Der Anteil motiler Spermien betrug bei Masturbation 11 Prozent und beim Koitus 32  Prozent. In den koitalen Proben waren auch Marker für die Prostata-Aktivität erhöht, so das sich die bessere Spermienqualität beim Geschlechtsverkehr vermutlich auf eine erhöhte Prostata-Sekretion zurückführen lässt.

Ein weiterer Faktor für die Spermienqualität ist der zeitliche Abstand zum vorhergehenden Koitus. So wird in vielen Kinderwunschkliniken empfohlen, mindestens zwei bis sieben Tage vor der Samenabgabe sexuell abstinent zu bleiben, da unmittelbar nach einem Koitus die Spermienqualität schlechter ist. Nach neuen Daten gilt diese jedoch nur für Männer mit normalem Spermiogramm.

Bei subfertilen oligozoospermen Männern verhält es sich im Gegensatz dazu praktisch umgekehrt: Spermienmorphologie und -motilität sind nach einer Abstinenzzeit von wenigen Stunden bis zu einem Tag am besten, die Spermienkonzentration steigt bis Tag vier an und nimmt dann wieder ab. Bei normal fertilen Männern steigt die Konzentration bis Tag sieben.

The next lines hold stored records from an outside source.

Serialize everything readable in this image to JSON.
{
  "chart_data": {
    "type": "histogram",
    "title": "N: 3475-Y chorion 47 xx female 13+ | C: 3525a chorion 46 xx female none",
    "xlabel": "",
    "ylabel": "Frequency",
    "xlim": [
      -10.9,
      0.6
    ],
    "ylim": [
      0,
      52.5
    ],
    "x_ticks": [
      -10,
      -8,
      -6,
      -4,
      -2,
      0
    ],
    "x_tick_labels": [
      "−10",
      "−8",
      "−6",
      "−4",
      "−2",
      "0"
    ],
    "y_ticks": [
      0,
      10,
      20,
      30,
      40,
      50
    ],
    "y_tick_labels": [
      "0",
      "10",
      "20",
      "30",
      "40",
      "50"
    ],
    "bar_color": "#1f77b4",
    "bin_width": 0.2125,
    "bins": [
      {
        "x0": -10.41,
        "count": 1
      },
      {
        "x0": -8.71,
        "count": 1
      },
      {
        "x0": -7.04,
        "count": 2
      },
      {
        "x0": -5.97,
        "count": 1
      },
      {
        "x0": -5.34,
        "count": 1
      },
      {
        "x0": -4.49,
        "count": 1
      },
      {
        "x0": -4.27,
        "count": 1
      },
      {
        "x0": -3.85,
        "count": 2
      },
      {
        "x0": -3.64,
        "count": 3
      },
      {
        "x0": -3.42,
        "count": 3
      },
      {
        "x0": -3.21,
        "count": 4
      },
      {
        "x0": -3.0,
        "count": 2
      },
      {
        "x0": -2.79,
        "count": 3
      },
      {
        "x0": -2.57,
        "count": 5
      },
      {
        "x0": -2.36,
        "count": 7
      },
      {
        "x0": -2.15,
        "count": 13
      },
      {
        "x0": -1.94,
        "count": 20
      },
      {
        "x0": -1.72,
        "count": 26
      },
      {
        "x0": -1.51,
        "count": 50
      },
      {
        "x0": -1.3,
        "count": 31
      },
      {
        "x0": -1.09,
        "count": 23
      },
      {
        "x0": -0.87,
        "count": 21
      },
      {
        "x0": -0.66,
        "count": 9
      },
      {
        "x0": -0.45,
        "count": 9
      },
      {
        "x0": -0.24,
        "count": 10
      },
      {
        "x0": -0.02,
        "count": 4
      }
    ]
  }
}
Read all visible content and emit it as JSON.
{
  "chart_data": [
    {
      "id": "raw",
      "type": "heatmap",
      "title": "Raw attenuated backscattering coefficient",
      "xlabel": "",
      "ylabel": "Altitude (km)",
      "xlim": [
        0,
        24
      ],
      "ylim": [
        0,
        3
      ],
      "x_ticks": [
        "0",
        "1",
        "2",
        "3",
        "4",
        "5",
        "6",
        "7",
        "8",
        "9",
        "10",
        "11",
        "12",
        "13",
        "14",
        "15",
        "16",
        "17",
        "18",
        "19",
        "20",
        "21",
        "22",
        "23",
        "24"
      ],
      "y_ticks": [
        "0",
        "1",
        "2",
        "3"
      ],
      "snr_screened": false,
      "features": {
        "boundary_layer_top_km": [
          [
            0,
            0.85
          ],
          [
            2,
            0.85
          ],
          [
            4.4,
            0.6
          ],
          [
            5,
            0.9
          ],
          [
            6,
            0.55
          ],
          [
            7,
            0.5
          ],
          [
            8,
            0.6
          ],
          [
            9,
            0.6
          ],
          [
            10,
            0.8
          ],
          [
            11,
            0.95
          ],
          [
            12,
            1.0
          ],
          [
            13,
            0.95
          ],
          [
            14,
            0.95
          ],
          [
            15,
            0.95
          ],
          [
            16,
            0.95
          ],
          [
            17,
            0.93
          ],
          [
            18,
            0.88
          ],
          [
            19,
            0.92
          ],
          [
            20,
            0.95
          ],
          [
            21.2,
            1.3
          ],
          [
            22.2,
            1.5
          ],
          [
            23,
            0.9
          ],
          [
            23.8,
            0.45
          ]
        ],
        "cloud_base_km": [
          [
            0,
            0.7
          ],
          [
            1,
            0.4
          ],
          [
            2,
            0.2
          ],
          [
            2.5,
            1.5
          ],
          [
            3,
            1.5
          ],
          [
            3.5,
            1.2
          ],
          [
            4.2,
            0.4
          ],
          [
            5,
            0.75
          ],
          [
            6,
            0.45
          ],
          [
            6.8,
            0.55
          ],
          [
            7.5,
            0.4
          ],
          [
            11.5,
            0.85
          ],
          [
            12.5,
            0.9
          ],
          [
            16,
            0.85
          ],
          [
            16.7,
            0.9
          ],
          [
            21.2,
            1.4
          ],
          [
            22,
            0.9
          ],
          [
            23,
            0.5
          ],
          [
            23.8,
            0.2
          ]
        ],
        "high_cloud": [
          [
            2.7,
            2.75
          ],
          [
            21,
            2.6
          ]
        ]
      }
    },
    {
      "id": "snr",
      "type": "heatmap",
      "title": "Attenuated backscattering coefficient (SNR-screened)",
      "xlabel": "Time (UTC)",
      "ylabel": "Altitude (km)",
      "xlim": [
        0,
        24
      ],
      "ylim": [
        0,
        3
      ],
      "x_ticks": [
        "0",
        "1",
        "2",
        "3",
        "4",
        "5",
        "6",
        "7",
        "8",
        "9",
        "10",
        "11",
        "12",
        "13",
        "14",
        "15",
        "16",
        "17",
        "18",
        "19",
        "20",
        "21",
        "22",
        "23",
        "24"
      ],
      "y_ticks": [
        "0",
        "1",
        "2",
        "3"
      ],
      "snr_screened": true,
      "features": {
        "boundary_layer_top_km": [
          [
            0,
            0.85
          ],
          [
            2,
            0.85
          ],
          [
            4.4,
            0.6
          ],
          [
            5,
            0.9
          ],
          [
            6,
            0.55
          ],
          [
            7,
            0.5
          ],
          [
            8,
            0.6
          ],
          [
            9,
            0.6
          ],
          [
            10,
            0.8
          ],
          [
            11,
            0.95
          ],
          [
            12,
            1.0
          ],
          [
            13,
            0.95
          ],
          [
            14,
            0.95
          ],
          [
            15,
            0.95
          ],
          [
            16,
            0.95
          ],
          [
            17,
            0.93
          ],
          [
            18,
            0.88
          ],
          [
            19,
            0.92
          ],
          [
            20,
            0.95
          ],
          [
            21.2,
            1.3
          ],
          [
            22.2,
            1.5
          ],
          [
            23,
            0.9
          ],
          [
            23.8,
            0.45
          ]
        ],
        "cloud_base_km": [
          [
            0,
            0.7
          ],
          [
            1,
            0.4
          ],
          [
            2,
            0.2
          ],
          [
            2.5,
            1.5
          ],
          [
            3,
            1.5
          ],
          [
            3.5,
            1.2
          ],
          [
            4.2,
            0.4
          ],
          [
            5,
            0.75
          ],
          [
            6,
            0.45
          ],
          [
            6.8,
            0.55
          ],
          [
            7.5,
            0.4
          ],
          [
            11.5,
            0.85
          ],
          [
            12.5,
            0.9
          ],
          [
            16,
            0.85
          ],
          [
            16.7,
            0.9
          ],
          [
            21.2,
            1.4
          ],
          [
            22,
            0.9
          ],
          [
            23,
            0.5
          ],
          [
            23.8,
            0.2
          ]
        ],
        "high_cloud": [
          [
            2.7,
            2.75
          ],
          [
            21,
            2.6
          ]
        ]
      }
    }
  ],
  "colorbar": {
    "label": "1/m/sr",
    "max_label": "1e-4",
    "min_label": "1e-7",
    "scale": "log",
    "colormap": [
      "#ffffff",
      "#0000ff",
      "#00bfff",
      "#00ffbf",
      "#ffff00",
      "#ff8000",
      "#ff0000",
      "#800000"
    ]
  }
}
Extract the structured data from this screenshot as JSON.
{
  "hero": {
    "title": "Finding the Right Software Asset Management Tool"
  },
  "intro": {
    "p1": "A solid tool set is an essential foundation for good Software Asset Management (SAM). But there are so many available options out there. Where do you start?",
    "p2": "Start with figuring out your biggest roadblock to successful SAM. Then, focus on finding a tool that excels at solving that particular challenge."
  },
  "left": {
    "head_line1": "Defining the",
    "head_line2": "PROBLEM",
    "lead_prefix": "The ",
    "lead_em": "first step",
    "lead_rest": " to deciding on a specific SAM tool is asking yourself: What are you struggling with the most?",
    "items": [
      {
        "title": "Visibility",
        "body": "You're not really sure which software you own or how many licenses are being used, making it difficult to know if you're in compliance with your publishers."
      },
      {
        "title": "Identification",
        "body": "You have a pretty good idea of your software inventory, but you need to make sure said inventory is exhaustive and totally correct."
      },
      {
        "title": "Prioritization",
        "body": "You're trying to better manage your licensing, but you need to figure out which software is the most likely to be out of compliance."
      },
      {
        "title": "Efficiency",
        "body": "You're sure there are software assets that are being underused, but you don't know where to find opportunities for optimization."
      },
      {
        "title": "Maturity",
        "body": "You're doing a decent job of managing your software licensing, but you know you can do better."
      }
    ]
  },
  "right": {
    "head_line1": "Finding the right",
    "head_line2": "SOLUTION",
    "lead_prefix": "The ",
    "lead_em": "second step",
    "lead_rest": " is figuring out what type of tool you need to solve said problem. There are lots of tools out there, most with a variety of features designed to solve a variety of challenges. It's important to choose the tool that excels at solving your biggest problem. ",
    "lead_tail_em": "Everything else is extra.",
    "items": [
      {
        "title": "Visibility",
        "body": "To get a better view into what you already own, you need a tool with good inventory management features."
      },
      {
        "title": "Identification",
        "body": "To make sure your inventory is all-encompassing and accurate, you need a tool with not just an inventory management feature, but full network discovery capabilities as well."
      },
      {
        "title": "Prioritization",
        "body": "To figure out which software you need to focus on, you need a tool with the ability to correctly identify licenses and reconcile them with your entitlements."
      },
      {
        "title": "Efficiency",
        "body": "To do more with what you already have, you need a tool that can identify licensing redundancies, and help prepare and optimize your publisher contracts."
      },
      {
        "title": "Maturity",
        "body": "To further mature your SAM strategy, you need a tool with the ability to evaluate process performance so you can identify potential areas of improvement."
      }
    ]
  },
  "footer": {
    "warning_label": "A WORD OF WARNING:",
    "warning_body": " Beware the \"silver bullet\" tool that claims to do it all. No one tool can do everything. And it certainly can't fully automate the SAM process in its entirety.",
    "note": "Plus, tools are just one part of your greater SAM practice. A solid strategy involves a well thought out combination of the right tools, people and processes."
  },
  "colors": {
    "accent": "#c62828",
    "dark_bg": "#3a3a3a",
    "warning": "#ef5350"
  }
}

Zuhause wird die beste Spermienqualität erreicht

Zuletzt ist auch relevant, wo die Probennahme erfolgt. In Studien war die Spermienkonzentration um 50 Prozent höher, wenn die Proben zuhause und nicht in einem klinischen Zentrum genommen wurden, was damit erklärt wird, dass eine sterile Klinikatmosphäre zu Stressreaktionen führt. Spermienproben bei subfertilen Männern liefern daher das beste Ergebnis, wenn sie zuhause beim Koitus genommen werden, und das nach möglichst kurzer Abstinenzzeit, stellen Nitzschke und Mitarbeiter fest.

Diese Erkenntnisse sind nicht nur für ein aussagekräftiges Spermatogramm von Bedeutung, sondern auch für die Therapieentscheidung und den Therapieerfolg. So werden etwa für eine intrauterine Insemination je nach Anteil morphologisch normaler Spermien zwischen 1 und 5 Millionen motile Spermatozoen im Inseminat benötigt. Falls diese Werte nicht erreicht werden, sollte man eine In-vitro-Fertilisation (IVF) empfehlen. Manche Reproduktionsmediziner raten zur IVF schon bei weniger als 10 Mio motiler Spermien im Nativspermiogramm. Sind es weniger, werden meist so viele Inseminationszyklen bis zum Erfolg benötigt, dass die IVF kostengünstiger ist.